Well, I'm no machinist by any means but this is the best cut I have been able to do on brass.
My woodworking tools would chatter and leave ridges. This thing works good and I haven't even made a handle for it yet.
I made an educated guess about what insert would work and this one fit perfectly.
However, it does not do that well on plastic and wood. The inserts used in the woodworking tools must be decidedly different.


----------



## tyskkvinna (Mar 23, 2010)

If it does a good job on brass, it's going to do a horrible job on plastic and worse on wood.

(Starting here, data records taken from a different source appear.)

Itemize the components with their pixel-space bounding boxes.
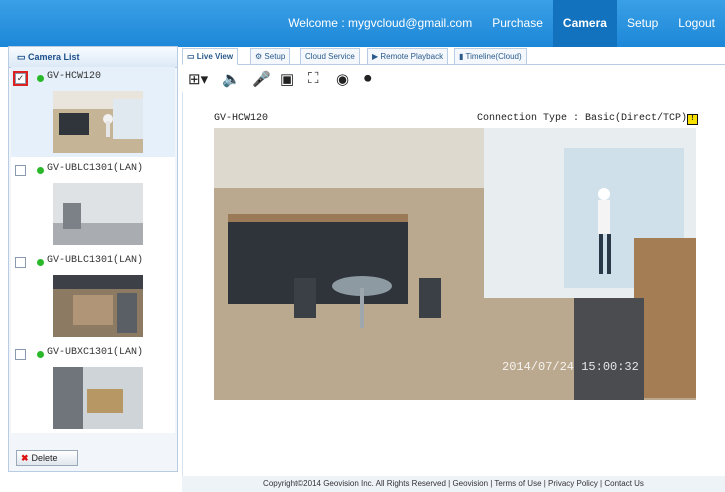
layout-dropdown-icon[interactable]: ⊞▾: [188, 70, 208, 88]
speaker-icon[interactable]: 🔈: [222, 70, 241, 88]
tab-remote-playback-label: Remote Playback: [380, 52, 444, 61]
online-status-icon: [37, 75, 44, 82]
camera-name: GV-UBLC1301(LAN): [47, 255, 144, 266]
camera-list-panel: ▭ Camera List ✓ GV-HCW120 GV-UBLC1301(LA…: [8, 46, 178, 472]
delete-button[interactable]: ✖ Delete: [16, 450, 78, 466]
camera-name: GV-HCW120: [47, 71, 102, 82]
tab-timeline-label: Timeline(Cloud): [465, 52, 522, 61]
tab-setup-label: Setup: [264, 52, 286, 61]
tab-bar: ▭ Live View ⚙ Setup Cloud Service ▶ Remo…: [182, 46, 725, 65]
camera-checkbox[interactable]: [15, 257, 26, 268]
top-navigation-bar: Welcome : mygvcloud@gmail.com Purchase C…: [0, 0, 725, 47]
tab-remote-playback[interactable]: ▶ Remote Playback: [367, 48, 449, 65]
delete-label: Delete: [31, 453, 58, 463]
camera-list: ✓ GV-HCW120 GV-UBLC1301(LAN) GV-UBLC1301…: [11, 67, 175, 433]
snapshot-icon[interactable]: ▣: [280, 70, 294, 88]
tab-cloud-service-label: Cloud Service: [305, 52, 355, 61]
thumbnail-image: [53, 183, 143, 245]
nav-purchase[interactable]: Purchase: [482, 0, 553, 47]
nav-camera[interactable]: Camera: [552, 0, 617, 47]
live-view-icon: ▭: [187, 52, 197, 61]
tab-timeline[interactable]: ▮ Timeline(Cloud): [454, 48, 527, 65]
video-header: GV-HCW120 Connection Type : Basic(Direct…: [214, 110, 698, 128]
tab-setup[interactable]: ⚙ Setup: [250, 48, 291, 65]
online-status-icon: [37, 351, 44, 358]
camera-item[interactable]: GV-UBLC1301(LAN): [11, 251, 175, 341]
camera-item[interactable]: GV-UBLC1301(LAN): [11, 159, 175, 249]
fullscreen-icon[interactable]: ⛶: [308, 70, 319, 87]
nav-logout[interactable]: Logout: [668, 0, 725, 47]
thumbnail-image: [53, 91, 143, 153]
setup-icon: ⚙: [255, 52, 265, 61]
live-view-toolbar: ⊞▾ 🔈 🎤 ▣ ⛶ ◉ ⏺: [182, 66, 725, 92]
connection-type-text: Connection Type : Basic(Direct/TCP): [476, 113, 687, 124]
delete-icon: ✖: [21, 453, 29, 463]
tab-cloud-service[interactable]: Cloud Service: [300, 48, 360, 65]
tab-live-view[interactable]: ▭ Live View: [182, 48, 239, 65]
io-control-icon[interactable]: ⏺: [364, 70, 372, 87]
camera-list-title: Camera List: [28, 52, 80, 62]
camera-list-header: ▭ Camera List: [9, 47, 177, 68]
camera-checkbox[interactable]: [15, 349, 26, 360]
nav-items: Welcome : mygvcloud@gmail.com Purchase C…: [278, 0, 725, 47]
thumbnail-image: [53, 275, 143, 337]
camera-checkbox[interactable]: ✓: [13, 71, 28, 86]
live-video-feed[interactable]: 2014/07/24 15:00:32: [214, 128, 696, 400]
video-timestamp: 2014/07/24 15:00:32: [502, 360, 639, 374]
thumbnail-image: [53, 367, 143, 429]
camera-checkbox[interactable]: [15, 165, 26, 176]
camera-thumbnail[interactable]: [53, 183, 143, 245]
camera-thumbnail[interactable]: [53, 367, 143, 429]
nav-setup[interactable]: Setup: [617, 0, 668, 47]
welcome-text: Welcome : mygvcloud@gmail.com: [288, 16, 473, 30]
footer: Copyright©2014 Geovision Inc. All Rights…: [182, 476, 725, 492]
camera-list-icon: ▭: [17, 52, 29, 62]
online-status-icon: [37, 259, 44, 266]
connection-type: Connection Type : Basic(Direct/TCP)!: [477, 113, 698, 125]
ptz-icon[interactable]: ◉: [336, 70, 349, 88]
video-camera-name: GV-HCW120: [214, 113, 269, 124]
camera-name: GV-UBLC1301(LAN): [47, 163, 144, 174]
camera-item[interactable]: ✓ GV-HCW120: [11, 67, 175, 157]
camera-thumbnail[interactable]: [53, 91, 143, 153]
microphone-icon[interactable]: 🎤: [252, 70, 271, 88]
warning-icon[interactable]: !: [687, 114, 698, 125]
online-status-icon: [37, 167, 44, 174]
camera-thumbnail[interactable]: [53, 275, 143, 337]
tab-live-view-label: Live View: [196, 52, 234, 61]
camera-name: GV-UBXC1301(LAN): [47, 347, 144, 358]
camera-item[interactable]: GV-UBXC1301(LAN): [11, 343, 175, 433]
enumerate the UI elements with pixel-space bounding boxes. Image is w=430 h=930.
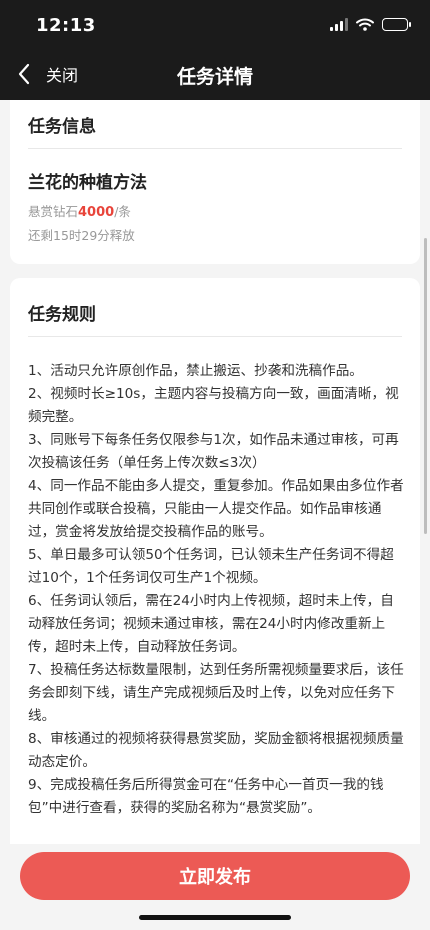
rule-item: 8、审核通过的视频将获得悬赏奖励，奖励金额将根据视频质量动态定价。 [28,731,404,770]
cellular-signal-icon [330,18,348,31]
battery-icon [382,18,411,31]
task-info-card: 任务信息 兰花的种植方法 悬赏钻石4000/条 还剩15时29分释放 [10,100,420,264]
status-icons [330,18,411,31]
status-time: 12:13 [36,15,96,36]
task-info-title: 任务信息 [28,117,96,137]
rule-item: 9、完成投稿任务后所得赏金可在“任务中心一首页一我的钱包”中进行查看，获得的奖励… [28,777,384,816]
task-rules-title: 任务规则 [28,305,96,325]
task-rules-card: 任务规则 1、活动只允许原创作品，禁止搬运、抄袭和洗稿作品。 2、视频时长≥10… [10,278,420,844]
rule-item: 1、活动只允许原创作品，禁止搬运、抄袭和洗稿作品。 [28,363,363,379]
content-scroll[interactable]: 任务信息 兰花的种植方法 悬赏钻石4000/条 还剩15时29分释放 任务规则 … [0,100,430,844]
rule-item: 7、投稿任务达标数量限制，达到任务所需视频量要求后，该任务会即刻下线，请生产完成… [28,662,404,724]
rule-item: 2、视频时长≥10s，主题内容与投稿方向一致，画面清晰，视频完整。 [28,386,399,425]
status-bar: 12:13 [0,0,430,50]
page-title: 任务详情 [176,66,253,88]
rule-item: 6、任务词认领后，需在24小时内上传视频，超时未上传，自动释放任务词；视频未通过… [28,593,394,655]
publish-button[interactable]: 立即发布 [20,852,410,900]
rule-item: 3、同账号下每条任务仅限参与1次，如作品未通过审核，可再次投稿该任务（单任务上传… [28,432,399,471]
reward-suffix: /条 [114,204,131,219]
home-indicator [139,915,291,920]
rules-list: 1、活动只允许原创作品，禁止搬运、抄袭和洗稿作品。 2、视频时长≥10s，主题内… [28,360,404,820]
bottom-bar: 立即发布 [0,844,430,930]
rule-item: 4、同一作品不能由多人提交，重复参加。作品如果由多位作者共同创作或联合投稿，只能… [28,478,404,540]
task-name: 兰花的种植方法 [28,173,147,193]
reward-amount: 4000 [78,205,115,220]
rule-item: 5、单日最多可认领50个任务词，已认领未生产任务词不得超过10个，1个任务词仅可… [28,547,394,586]
nav-bar: 关闭 任务详情 [0,50,430,100]
reward-prefix: 悬赏钻石 [28,204,79,219]
wifi-icon [356,18,374,31]
remaining-time: 还剩15时29分释放 [28,228,135,243]
scrollbar[interactable] [424,238,427,534]
divider [28,336,402,337]
reward-line: 悬赏钻石4000/条 [28,201,131,220]
divider [28,148,402,149]
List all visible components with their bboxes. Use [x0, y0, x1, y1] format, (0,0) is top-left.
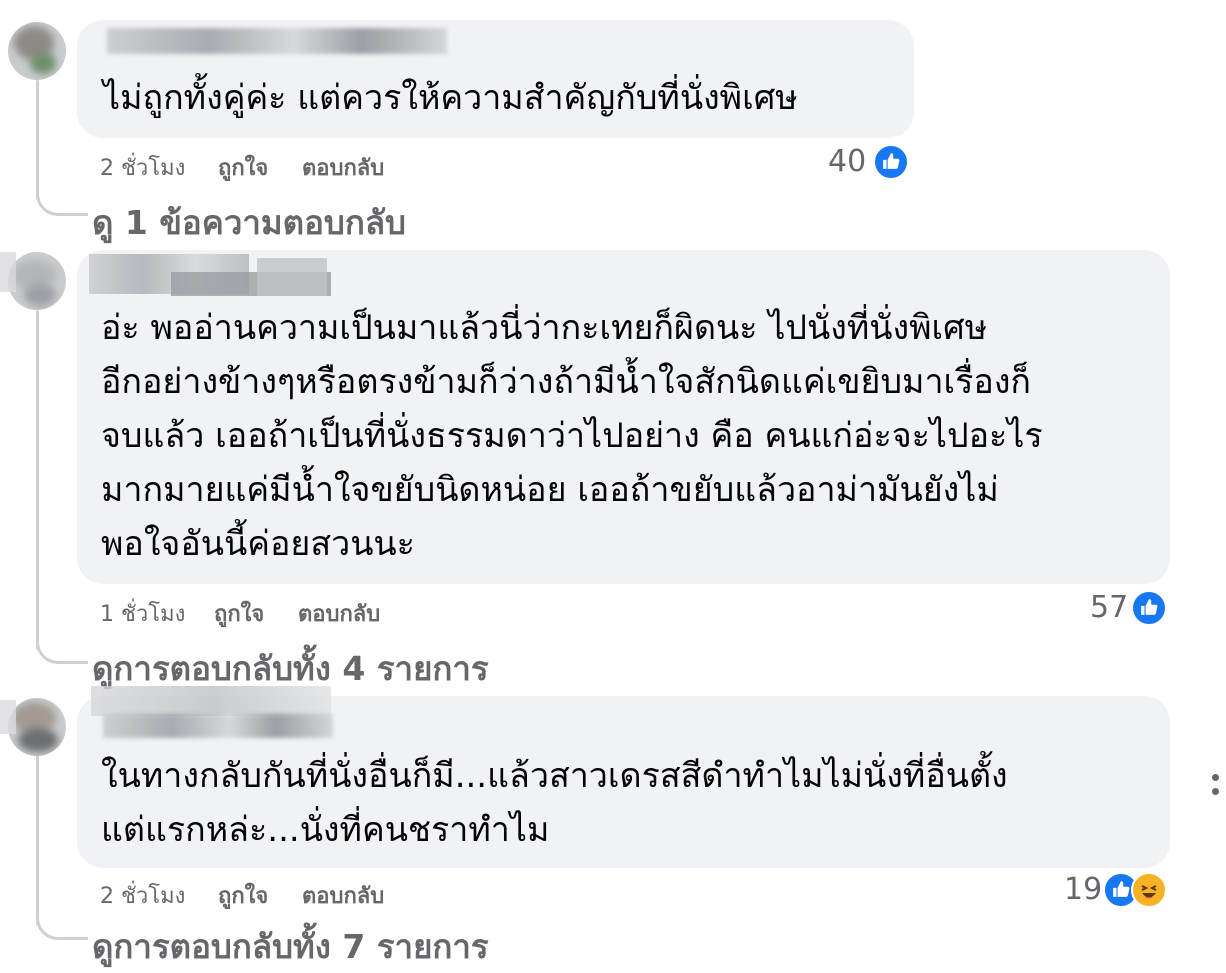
avatar[interactable]	[8, 22, 66, 80]
reaction-count[interactable]: 57	[1090, 590, 1128, 625]
reaction-count[interactable]: 40	[828, 144, 866, 179]
view-replies-link[interactable]: ดูการตอบกลับทั้ง 7 รายการ	[92, 920, 489, 973]
comment-text-line: มากมายแค่มีน้ำใจขยับนิดหน่อย เออถ้าขยับแ…	[101, 470, 999, 510]
thread-line	[36, 80, 39, 200]
thread-connector	[36, 636, 88, 664]
like-icon	[873, 144, 909, 180]
thread-line	[36, 310, 39, 650]
like-icon	[1131, 590, 1167, 626]
avatar[interactable]	[8, 252, 66, 310]
haha-icon	[1131, 872, 1167, 908]
comment-text-line: ในทางกลับกันที่นั่งอื่นก็มี...แล้วสาวเดร…	[101, 756, 1008, 796]
thread-line	[36, 755, 39, 925]
comment-text: ไม่ถูกทั้งคู่ค่ะ แต่ควรให้ความสำคัญกับที…	[103, 78, 798, 118]
comment-time[interactable]: 2 ชั่วโมง	[100, 150, 185, 185]
more-options-icon-dot	[1212, 788, 1219, 795]
comment-text-line: จบแล้ว เออถ้าเป็นที่นั่งธรรมดาว่าไปอย่าง…	[101, 416, 1043, 456]
pixelated-name	[0, 252, 16, 292]
more-options-icon[interactable]	[1212, 774, 1219, 781]
pixelated-name	[0, 700, 16, 734]
reply-button[interactable]: ตอบกลับ	[298, 596, 380, 631]
thread-connector	[36, 912, 88, 940]
comment-text-line: อีกอย่างข้างๆหรือตรงข้ามก็ว่างถ้ามีน้ำใจ…	[101, 362, 1032, 402]
like-button[interactable]: ถูกใจ	[218, 878, 268, 913]
comment-text-line: อ่ะ พออ่านความเป็นมาแล้วนี่ว่ากะเทยก็ผิด…	[101, 308, 988, 348]
like-button[interactable]: ถูกใจ	[218, 150, 268, 185]
reaction-count[interactable]: 19	[1064, 872, 1102, 907]
name-redaction-block	[103, 714, 333, 738]
commenter-name-redacted[interactable]	[91, 686, 331, 716]
like-button[interactable]: ถูกใจ	[214, 596, 264, 631]
thread-connector	[36, 188, 88, 216]
comment-bubble: อ่ะ พออ่านความเป็นมาแล้วนี่ว่ากะเทยก็ผิด…	[77, 250, 1170, 584]
commenter-name-redacted[interactable]	[107, 28, 447, 54]
comment-time[interactable]: 2 ชั่วโมง	[100, 878, 185, 913]
name-redaction-block	[257, 258, 327, 296]
comment-bubble: ไม่ถูกทั้งคู่ค่ะ แต่ควรให้ความสำคัญกับที…	[77, 20, 914, 138]
reply-button[interactable]: ตอบกลับ	[302, 878, 384, 913]
view-replies-link[interactable]: ดู 1 ข้อความตอบกลับ	[92, 196, 406, 249]
avatar[interactable]	[8, 698, 66, 756]
comment-text-line: พอใจอันนี้ค่อยสวนนะ	[101, 524, 415, 564]
comment-text-line: แต่แรกหล่ะ...นั่งที่คนชราทำไม	[101, 810, 550, 850]
comment-time[interactable]: 1 ชั่วโมง	[100, 596, 185, 631]
reply-button[interactable]: ตอบกลับ	[302, 150, 384, 185]
comment-bubble: ในทางกลับกันที่นั่งอื่นก็มี...แล้วสาวเดร…	[77, 686, 1170, 868]
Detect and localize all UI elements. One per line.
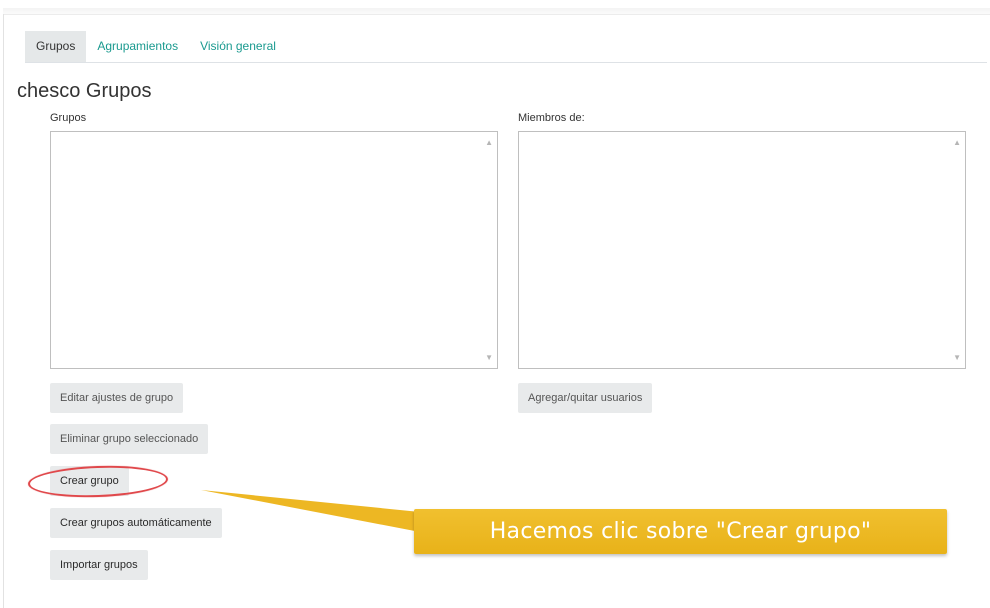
groups-label: Grupos	[50, 112, 87, 124]
add-remove-users-button[interactable]: Agregar/quitar usuarios	[518, 383, 653, 413]
tab-vision-general[interactable]: Visión general	[189, 31, 287, 62]
edit-group-settings-button[interactable]: Editar ajustes de grupo	[50, 383, 184, 413]
auto-create-groups-button[interactable]: Crear grupos automáticamente	[50, 508, 222, 538]
groups-listbox[interactable]: ▲ ▼	[50, 131, 498, 369]
scroll-down-icon[interactable]: ▼	[953, 354, 961, 362]
members-label: Miembros de:	[518, 112, 585, 124]
tab-grupos[interactable]: Grupos	[25, 31, 87, 62]
members-listbox[interactable]: ▲ ▼	[518, 131, 966, 369]
scroll-up-icon[interactable]: ▲	[485, 139, 493, 147]
delete-selected-group-button[interactable]: Eliminar grupo seleccionado	[50, 424, 209, 454]
window-left-edge	[3, 14, 4, 608]
highlight-ellipse	[27, 463, 169, 500]
page-title: chesco Grupos	[17, 80, 152, 102]
import-groups-button[interactable]: Importar grupos	[50, 550, 148, 580]
instruction-callout: Hacemos clic sobre "Crear grupo"	[414, 509, 947, 554]
callout-pointer-shape	[201, 490, 420, 532]
window-top-edge	[3, 8, 990, 15]
tab-agrupamientos[interactable]: Agrupamientos	[86, 31, 189, 62]
scroll-up-icon[interactable]: ▲	[953, 139, 961, 147]
tabs-divider	[25, 62, 987, 63]
group-tabs: Grupos Agrupamientos Visión general	[25, 31, 287, 63]
scroll-down-icon[interactable]: ▼	[485, 354, 493, 362]
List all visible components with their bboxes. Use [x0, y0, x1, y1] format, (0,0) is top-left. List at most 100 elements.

The wood inserts come to a sharp centre point and usually have more carbide.


----------



## D_Allen (Oct 11, 2010)

Thanks Lis, that's good info.
Since this boring bar was free and the insert cost me about $12, it was worth the risk.
If it does this well on aluminum then I'm all set. It is what I wanted to use it for to begin with.


----------



## Planeman40 (Nov 3, 2010)

The truth is those carbide inserts are designed for production machining of steel and very hard to turn alloys where carefully calculated speeds and lots of lubricant is used. Surprisingly, the machining of steel doesn't require a razor sharp edge like wood and soft metals, thus most inserts are made to the sharpness required which is usually not sharp enough for wood. I guess you could sit down and sharpen a carbide insert, but then that defeats the purpose of having a throw-away insert and you might as well just have a good steel turning tool.

Planeman


----------



## tomd (Jan 29, 2008)

When maching brass or aluminium, carbide is not even needed. I purchase small square pieces of HSS which are about 3 inches long and come 1/4, 5/16, 3/8 and 1/2 inch square from Enco for less than a dollar each. Just grind a tip of any style you desire and you can sharpen both ends. HSS does an excellent job on steel, brass, aluminium and wood. Good wood turning tools use HSS and you can get a very sharp edge on HSS. When it dulls just go back to the grinder for a minute and you ready to go again.


----------



## D_Allen (Oct 11, 2010)

Well, I finally made a handle. It is oak with an aluminum ferrule. The blank I used was not large enough to end up wider than the ferrule. But it will do.


----------